Jack went out to his car and rummaged around in the console. Under all the CD cases was a keychain on a metal clip. It only had a single key. When he had touched Ethan’s thigh, it brushed his hand. He took it, as a prank.
He didn’t know why he had kept it.
He walked across the street and unlocked the front door, stepping inside and closing it behind him. He went down the hall, paused at the end, his hand on the doorknob. Slowly, he turned it and let the door swing open.

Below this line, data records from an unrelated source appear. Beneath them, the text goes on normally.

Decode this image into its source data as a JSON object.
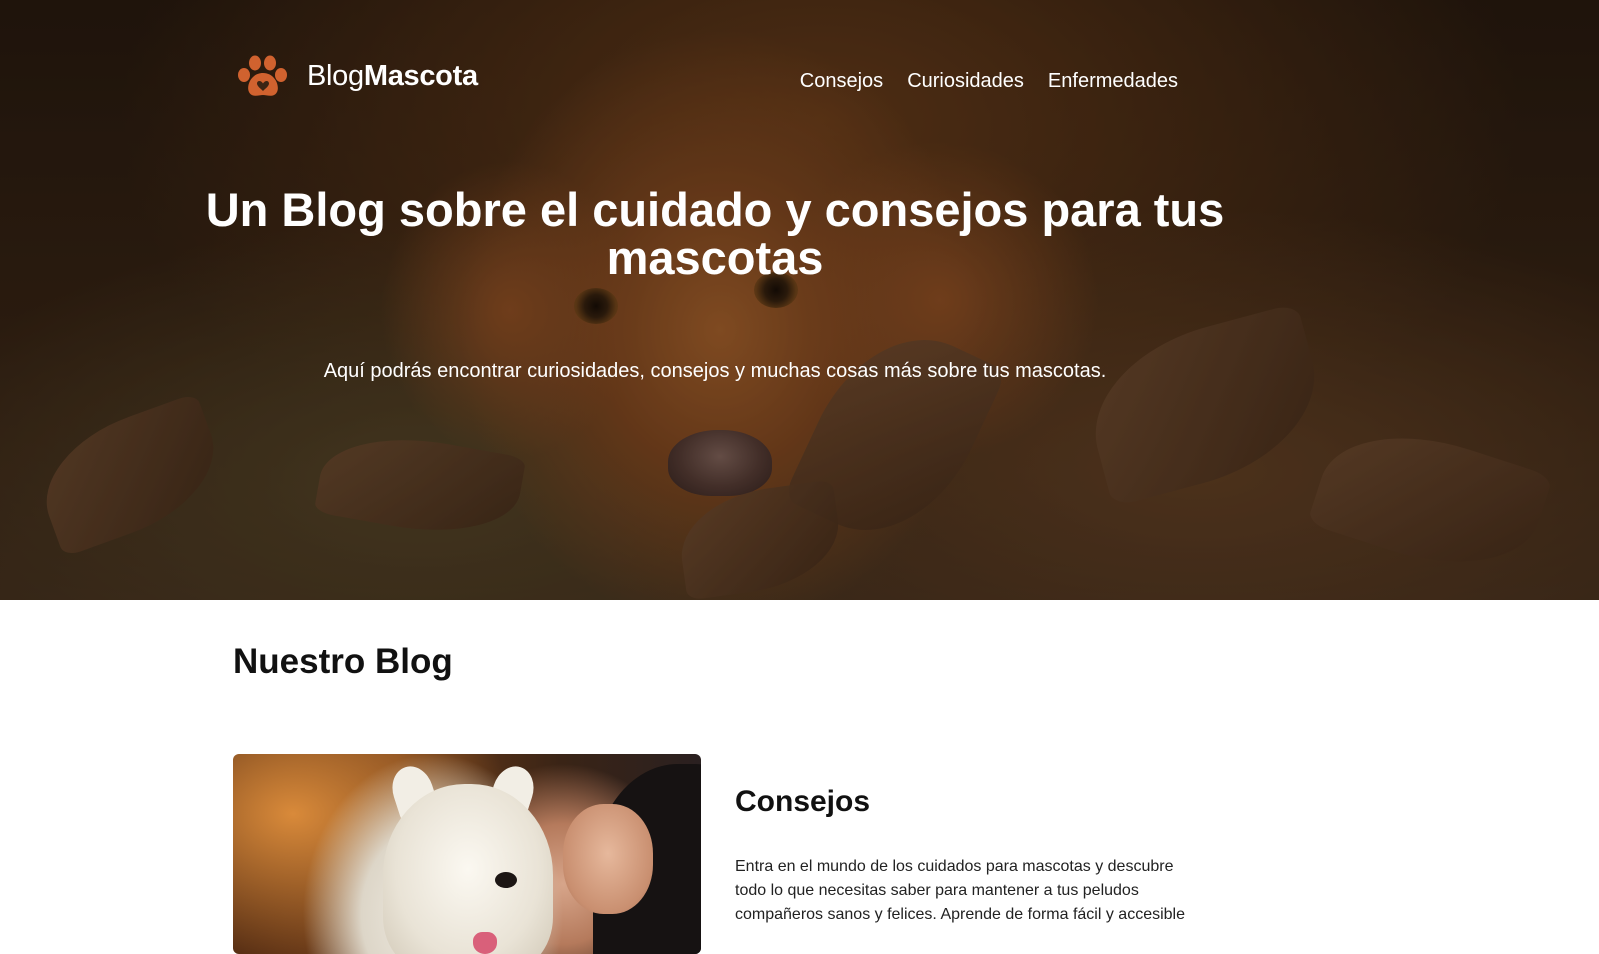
{
  "brand": {
    "name_light": "Blog",
    "name_bold": "Mascota",
    "icon": "paw-icon",
    "accent_color": "#d0622f"
  },
  "nav": {
    "items": [
      {
        "label": "Consejos"
      },
      {
        "label": "Curiosidades"
      },
      {
        "label": "Enfermedades"
      }
    ]
  },
  "hero": {
    "title": "Un Blog sobre el cuidado y consejos para tus mascotas",
    "subtitle": "Aquí podrás encontrar curiosidades, consejos y muchas cosas más sobre tus mascotas.",
    "image": "golden dog lying in autumn leaves"
  },
  "blog": {
    "section_title": "Nuestro Blog",
    "posts": [
      {
        "title": "Consejos",
        "image": "woman hugging white west highland terrier",
        "excerpt": "Entra en el mundo de los cuidados para mascotas y descubre todo lo que necesitas saber para mantener a tus peludos compañeros sanos y felices. Aprende de forma fácil y accesible"
      }
    ]
  }
}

He made three circuits of the room before he slid down against the wall onto the floor in the far corner. Shallow indentations in the carpet told him that, yesterday, he would have been sitting on Ethan’s bed. He ran a hand over the carpet. Imagined Ethan lying here writing his secret stories…Got up. Walked to the window. Looked up at his own. Pressed a hand to the glass where Ethan had almost two weeks before.
It was only then that he noticed that his ring was missing.
And had been since the last time Ethan held his hand.